Nordkoreanische Textilfabrik

Nordkoreanische Textilfabrik

Foto: Wong Maye-E/ AP

Für Kim-Jong Uns kommunistische Diktatur sind Textilexporte und im Ausland arbeitende Nordkoreaner eine wichtige Einnahmequelle. Die USA schätzen die Einbußen des Landes durch die letztgenannten Strafmaßnahmen auf rund 500 Millionen US-Dollar im Jahr. Die Einnahmen aus der Textilwirtschaft betragen rund 750 Millionen US-Dollar jährlich.

Flüssiggas hingegen ist für das Land recht unbedeutend. Nach einer Analyse des auf Nordkorea spezialisierten Nautilus Institute in Kalifornien beinhaltet der Energiemix des Landes im Jahr 2014 wenig bis überhaupt kein Erdgas . Entsprechende moderne Kraftwerke werden seit mehr als einem Jahrzehnt auch für Nordkorea vorgeschlagen, es gibt sie aber noch nicht.

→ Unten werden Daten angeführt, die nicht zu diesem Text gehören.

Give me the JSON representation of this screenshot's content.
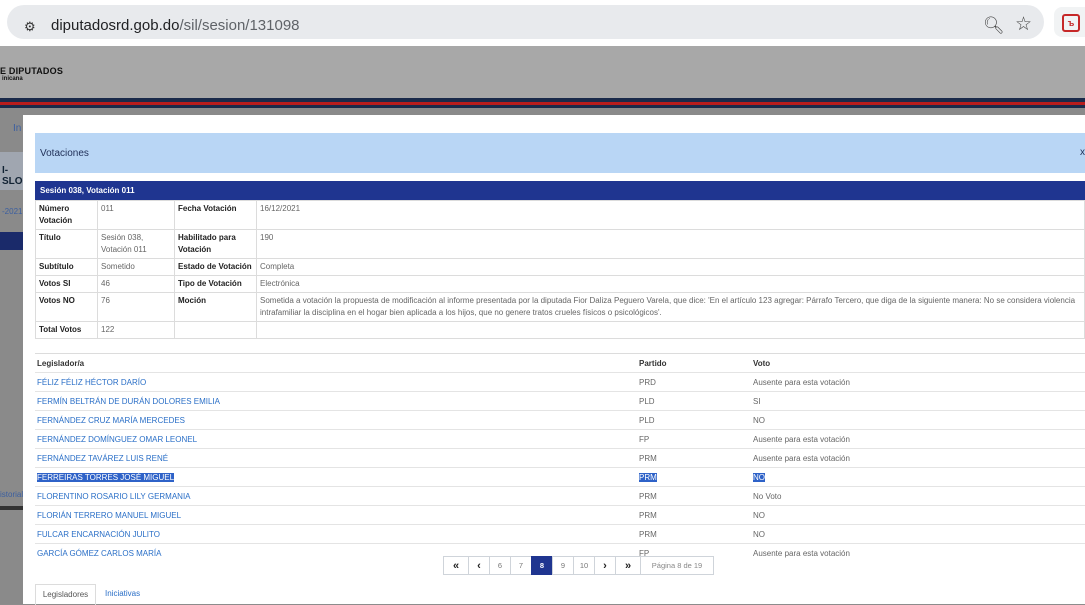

Wie kann Kim auf die Strafen reagieren?

Ein Nordkoreaner vor einem Haufen Kohle, 2012

Ein Nordkoreaner vor einem Haufen Kohle, 2012

Foto: Ng Han Guan/ AP

Die Antwort auf weniger Öl heißt für Nordkorea: Kohle. Damit können auch Fahrzeuge betrieben werden. Außerdem hat das Land große Öllagerstätten angelegt, die Reserven hätten auch bei einem kompletten Importstopp für ein Jahr ausgereicht. Durch die abgeschwächten Wünsche der USA wird Nordkorea - und besonders sein Militär einschließlich des Atomprogramms - im Energiebereich kaum getroffen.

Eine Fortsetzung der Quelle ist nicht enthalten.